Seul, je marche, une main tendue, l’autre tenant une bouteille de plus en plus légère. À chaque pièce qui alourdit la première, je m’efforce de lancer un " Merci et Joyeux Noël " qui devient de plus en plus gelé. Je m’étends sur un banc. La neige a cessé. Je somnole un temps. Transi, j’ouvre les yeux. Il fait sombre. La place est assez déserte. J’ai faim, j’ai encore faim. Bobby " la tuque " s’approche. Sans dire un mot il me tend un morceau de beigne. Je le prends en échange d’une gorgée. La dernière. Je marche. Ou aller? Je marche. Des gens costumés sortent d’une église, ils courent, ils parlent fort, ils s’en vont. Une église, une église ouverte, un petit coin dans l’entrée chaude, en attendant qu’on me chasse. Je m’endors, embrouillé. Le temps n’a pas d’importance.demain c’est Noël. Je me réveille après une éternité. Je suis dans une église. J’ai faim, j’ai encore faim et j’ai soif, j’ai encore et surtout soif. À côté de moi, il y a un sac à dos. Je l’ouvre, il y a des sandwichs, complètes, deux oranges, des biscuits, des arachides, un petit flacon et une note sur laquelle est inscrite : Passe une belle journée, je pense à toi et je t’attends au 5343 des Érables. Et c’est signé :Ti-Dom. Incrédule et intrigué, je me rends à l’adresse indiquée alors que la ville semble endormie profondément et que mon estomac bien rempli et ma tête reposée me permettent de m’y retrouver. C’est un vieil édifice, la porte est ouverte, j’entre avec mon sac à dos, je vois une petite table vide. J’ai dû me tromper, je retourne . " Franky man? " Quelqu’un m’appelle. C’est Ti-Dom. Je le reconnais à peine, pourtant j’ai les idées assez claires : " Assis-toi Franky, Joyeux Noël!". Je le regarde sans trop savoir quoi penser, il est tellement différent; souriant, réconfortant et effrayant en même temps. " Je travaille ici, au " Refuge de la rue " en effectuant des petites tâches. Je suis tellement heureux de te revoir, ça fait longtemps que je n’ai pas arpenté les rues comme autrefois. La majeure partie de mon temps, je la passe à aider ceux qui ont peur de la nuit. Je sais tellement ce que c’est! Tu m’as souvent aidé.Tu es le bienvenu ici. "

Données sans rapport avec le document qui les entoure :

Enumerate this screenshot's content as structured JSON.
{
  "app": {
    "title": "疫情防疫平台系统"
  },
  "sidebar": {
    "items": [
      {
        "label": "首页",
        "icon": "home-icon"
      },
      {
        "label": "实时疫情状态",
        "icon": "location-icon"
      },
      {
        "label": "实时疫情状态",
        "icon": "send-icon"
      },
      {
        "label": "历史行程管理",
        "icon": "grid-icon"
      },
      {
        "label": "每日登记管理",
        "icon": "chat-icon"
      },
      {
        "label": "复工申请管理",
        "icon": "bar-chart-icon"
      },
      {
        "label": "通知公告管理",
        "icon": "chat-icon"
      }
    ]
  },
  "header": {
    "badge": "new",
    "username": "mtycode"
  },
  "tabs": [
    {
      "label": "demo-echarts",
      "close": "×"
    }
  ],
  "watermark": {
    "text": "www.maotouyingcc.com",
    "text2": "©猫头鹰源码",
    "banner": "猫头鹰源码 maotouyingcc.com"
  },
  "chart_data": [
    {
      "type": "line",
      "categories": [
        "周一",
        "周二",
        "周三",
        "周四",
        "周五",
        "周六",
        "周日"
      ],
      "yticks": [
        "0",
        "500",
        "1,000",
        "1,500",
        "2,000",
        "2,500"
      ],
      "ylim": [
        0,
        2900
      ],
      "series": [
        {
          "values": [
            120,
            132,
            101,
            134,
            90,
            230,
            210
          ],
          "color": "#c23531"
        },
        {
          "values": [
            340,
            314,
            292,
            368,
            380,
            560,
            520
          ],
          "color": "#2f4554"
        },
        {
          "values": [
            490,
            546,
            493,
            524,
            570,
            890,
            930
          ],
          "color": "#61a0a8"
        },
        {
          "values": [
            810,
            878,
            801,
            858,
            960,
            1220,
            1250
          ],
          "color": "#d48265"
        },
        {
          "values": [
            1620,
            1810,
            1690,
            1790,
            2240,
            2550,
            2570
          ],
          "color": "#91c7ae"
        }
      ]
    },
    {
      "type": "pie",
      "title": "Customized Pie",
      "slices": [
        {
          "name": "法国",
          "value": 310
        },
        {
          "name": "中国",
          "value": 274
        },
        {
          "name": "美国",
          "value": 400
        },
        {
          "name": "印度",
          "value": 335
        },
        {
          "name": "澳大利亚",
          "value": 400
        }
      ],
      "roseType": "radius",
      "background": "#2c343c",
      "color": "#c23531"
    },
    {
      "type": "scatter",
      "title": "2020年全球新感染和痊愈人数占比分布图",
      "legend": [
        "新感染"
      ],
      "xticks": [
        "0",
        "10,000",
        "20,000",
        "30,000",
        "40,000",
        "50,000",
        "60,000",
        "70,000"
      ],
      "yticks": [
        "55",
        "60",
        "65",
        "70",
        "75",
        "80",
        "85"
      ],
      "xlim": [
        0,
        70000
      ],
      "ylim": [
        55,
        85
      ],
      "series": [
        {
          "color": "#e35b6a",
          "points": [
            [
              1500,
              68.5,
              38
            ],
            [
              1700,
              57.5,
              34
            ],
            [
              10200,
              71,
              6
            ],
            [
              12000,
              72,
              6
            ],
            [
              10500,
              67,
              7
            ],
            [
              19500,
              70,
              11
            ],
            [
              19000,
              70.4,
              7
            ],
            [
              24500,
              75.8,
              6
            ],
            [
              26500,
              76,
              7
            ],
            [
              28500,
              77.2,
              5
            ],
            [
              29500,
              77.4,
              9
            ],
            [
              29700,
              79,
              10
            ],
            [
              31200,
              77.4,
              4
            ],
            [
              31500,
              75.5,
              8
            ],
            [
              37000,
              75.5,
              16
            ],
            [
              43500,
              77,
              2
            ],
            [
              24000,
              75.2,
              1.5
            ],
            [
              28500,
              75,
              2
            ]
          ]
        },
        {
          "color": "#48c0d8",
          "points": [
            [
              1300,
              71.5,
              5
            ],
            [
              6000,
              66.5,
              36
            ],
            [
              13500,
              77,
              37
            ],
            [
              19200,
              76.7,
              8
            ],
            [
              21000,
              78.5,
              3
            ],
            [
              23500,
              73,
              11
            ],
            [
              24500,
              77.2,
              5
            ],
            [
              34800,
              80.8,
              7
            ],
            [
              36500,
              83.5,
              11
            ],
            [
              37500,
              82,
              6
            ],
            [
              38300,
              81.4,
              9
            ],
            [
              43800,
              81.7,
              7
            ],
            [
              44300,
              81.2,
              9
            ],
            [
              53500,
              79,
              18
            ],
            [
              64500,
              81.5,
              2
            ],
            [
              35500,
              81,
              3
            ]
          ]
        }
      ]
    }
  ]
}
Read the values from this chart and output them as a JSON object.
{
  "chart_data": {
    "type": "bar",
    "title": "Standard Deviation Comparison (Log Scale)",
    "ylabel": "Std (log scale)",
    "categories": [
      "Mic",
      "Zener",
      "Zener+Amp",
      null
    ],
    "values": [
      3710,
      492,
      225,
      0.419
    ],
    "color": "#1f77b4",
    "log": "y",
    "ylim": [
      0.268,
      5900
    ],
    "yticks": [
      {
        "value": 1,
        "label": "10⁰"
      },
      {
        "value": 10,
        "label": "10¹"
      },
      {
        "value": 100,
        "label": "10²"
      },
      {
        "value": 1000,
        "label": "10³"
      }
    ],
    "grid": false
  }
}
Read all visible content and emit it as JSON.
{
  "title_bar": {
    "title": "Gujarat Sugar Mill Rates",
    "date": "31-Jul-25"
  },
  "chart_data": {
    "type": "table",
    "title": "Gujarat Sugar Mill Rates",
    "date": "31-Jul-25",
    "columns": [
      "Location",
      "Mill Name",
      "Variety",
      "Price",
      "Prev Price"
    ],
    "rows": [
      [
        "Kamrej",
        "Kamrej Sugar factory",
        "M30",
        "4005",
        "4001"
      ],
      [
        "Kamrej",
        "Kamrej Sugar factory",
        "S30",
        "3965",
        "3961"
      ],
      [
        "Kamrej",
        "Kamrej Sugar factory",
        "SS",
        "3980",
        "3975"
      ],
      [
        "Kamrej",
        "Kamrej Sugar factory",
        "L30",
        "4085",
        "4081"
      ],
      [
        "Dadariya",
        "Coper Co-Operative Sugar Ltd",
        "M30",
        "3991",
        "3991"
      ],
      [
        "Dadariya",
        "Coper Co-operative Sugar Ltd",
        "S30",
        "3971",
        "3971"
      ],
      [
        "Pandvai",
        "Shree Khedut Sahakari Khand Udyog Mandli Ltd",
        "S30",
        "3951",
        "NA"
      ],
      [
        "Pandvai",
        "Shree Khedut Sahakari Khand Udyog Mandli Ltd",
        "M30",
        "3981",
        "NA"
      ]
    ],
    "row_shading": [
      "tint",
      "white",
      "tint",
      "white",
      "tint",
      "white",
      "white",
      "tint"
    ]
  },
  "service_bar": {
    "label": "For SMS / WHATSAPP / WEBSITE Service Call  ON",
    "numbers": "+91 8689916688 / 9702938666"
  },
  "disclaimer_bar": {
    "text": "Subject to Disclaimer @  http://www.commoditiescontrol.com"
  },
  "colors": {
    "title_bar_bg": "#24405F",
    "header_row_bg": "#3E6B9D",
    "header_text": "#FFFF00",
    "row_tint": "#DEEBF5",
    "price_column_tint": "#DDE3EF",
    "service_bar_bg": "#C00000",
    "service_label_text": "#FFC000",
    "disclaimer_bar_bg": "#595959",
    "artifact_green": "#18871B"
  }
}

Je ne sais plus, ma tête est soudainement embrouillée, mais cette fois-ci ce n’est ni la bouteille ni le froid ni la faim .je pleure. Je pleure de tout mon cour et de tout mon corps. J’ai l’habitude de tendre la main pour mendier et voilà que quelqu’un me tend la sienne. Je pleure. C’est le plus beau Noël de ma vie.